The effectiveness of treatment is confirmed by the resolution of signs and symptoms and improvement in the patient’s general clinical condition. It is not necessary to perform a routine follow-up CSF examination. In case of a lack of improvement or development of complications, repeat CSF analysis and neuroimaging studies (preferably MRI). Postinflammatory CSF abnormalities may persist for considerable time after the resolution of the acute phase of the disease.
In acute encephalitis: status epilepticus, brain herniation (as a result of raised intracranial pressure), syndrome of inappropriate antidiuretic hormone secretion (SIADH).
Late complications include permanent paresis or paralysis, epilepsy, psychotic disorders, memory impairment, dementia, and aphasia.

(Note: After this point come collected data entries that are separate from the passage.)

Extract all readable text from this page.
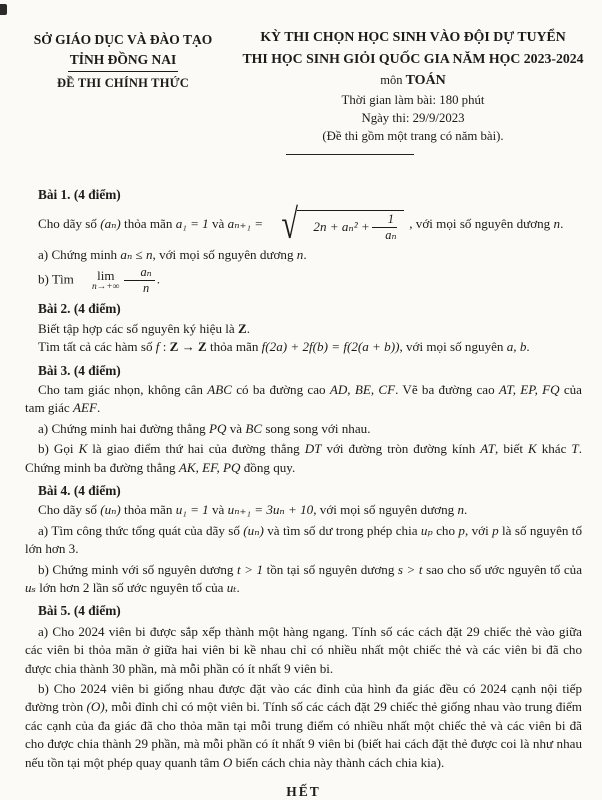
SỞ GIÁO DỤC VÀ ĐÀO TẠO
TỈNH ĐỒNG NAI
ĐỀ THI CHÍNH THỨC
KỲ THI CHỌN HỌC SINH VÀO ĐỘI DỰ TUYỂN
THI HỌC SINH GIỎI QUỐC GIA NĂM HỌC 2023-2024
môn TOÁN
Thời gian làm bài: 180 phút
Ngày thi: 29/9/2023
(Đề thi gồm một trang có năm bài).

Bài 1. (4 điểm)

Cho dãy số (aₙ) thỏa mãn a₁ = 1 và aₙ₊₁ = √	$2n + a_n^2 + \frac{1}{\text{aₙ}}$ , với mọi số nguyên dương n.

a) Chứng minh aₙ ≤ n, với mọi số nguyên dương n.

b) Tìm	lim
$n\to+\infty \frac{\text{aₙ}}{n}$ .

Bài 2. (4 điểm)

Biết tập hợp các số nguyên ký hiệu là Z.

Tìm tất cả các hàm số f : Z → Z thỏa mãn f(2a) + 2f(b) = f(2(a + b)), với mọi số nguyên a, b.

Bài 3. (4 điểm)

Cho tam giác nhọn, không cân ABC có ba đường cao AD, BE, CF. Vẽ ba đường cao AT, EP, FQ của tam giác AEF.

a) Chứng minh hai đường thẳng PQ và BC song song với nhau.

b) Gọi K là giao điểm thứ hai của đường thẳng DT với đường tròn đường kính AT, biết K khác T. Chứng minh ba đường thẳng AK, EF, PQ đồng quy.

Bài 4. (4 điểm)

Cho dãy số (uₙ) thỏa mãn u₁ = 1 và uₙ₊₁ = 3uₙ + 10, với mọi số nguyên dương n.

a) Tìm công thức tổng quát của dãy số (uₙ) và tìm số dư trong phép chia uₚ cho p, với p là số nguyên tố lớn hơn 3.

b) Chứng minh với số nguyên dương t > 1 tồn tại số nguyên dương s > t sao cho số ước nguyên tố của uₛ lớn hơn 2 lần số ước nguyên tố của uₜ.

Bài 5. (4 điểm)

a) Cho 2024 viên bi được sắp xếp thành một hàng ngang. Tính số các cách đặt 29 chiếc thẻ vào giữa các viên bi thỏa mãn ở giữa hai viên bi kề nhau chỉ có nhiều nhất một chiếc thẻ và các viên bi đã cho được chia thành 30 phần, mà mỗi phần có ít nhất 9 viên bi.

b) Cho 2024 viên bi giống nhau được đặt vào các đỉnh của hình đa giác đều có 2024 cạnh nội tiếp đường tròn (O), mỗi đỉnh chỉ có một viên bi. Tính số các cách đặt 29 chiếc thẻ giống nhau vào trung điểm các cạnh của đa giác đã cho thỏa mãn tại mỗi trung điểm có nhiều nhất một chiếc thẻ và các viên bi đã cho được chia thành 29 phần, mà mỗi phần có ít nhất 9 viên bi (biết hai cách đặt thẻ được coi là như nhau nếu tồn tại một phép quay quanh tâm O biến cách chia này thành cách chia kia).

HẾT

Prognosis is poor. Mortality rates are particularly high in herpes simplex encephalitis (in patients receiving no specific antiviral treatment, mortality rates are 70%-80%; in patients in whom treatment is initiated early, prior to loss of consciousness, the mortality rate is 30%). Encephalitis or cerebellitis in the course of varicella. Fungal CNS infections: see Meningitis.
1. Vaccination against measles, mumps, rubella, VZV, influenza, poliomyelitis, rabies in high-risk individuals (long-term travelers, veterinary workers, those interacting with wild animals).
2. Passive immunoprophylaxis: In special cases administer varicella-zoster immunoglobulin (VZIG), rabies immunoglobulin (RIG), or antimeasles virus immunoglobulin.
3. Avoidance of any contact with wild animals and stray dogs and cats (prophylaxis of rabies).
4. In endemic areas outside North America nonspecific protection against ticks: see Lyme Borreliosis (prophylaxis of TBEV).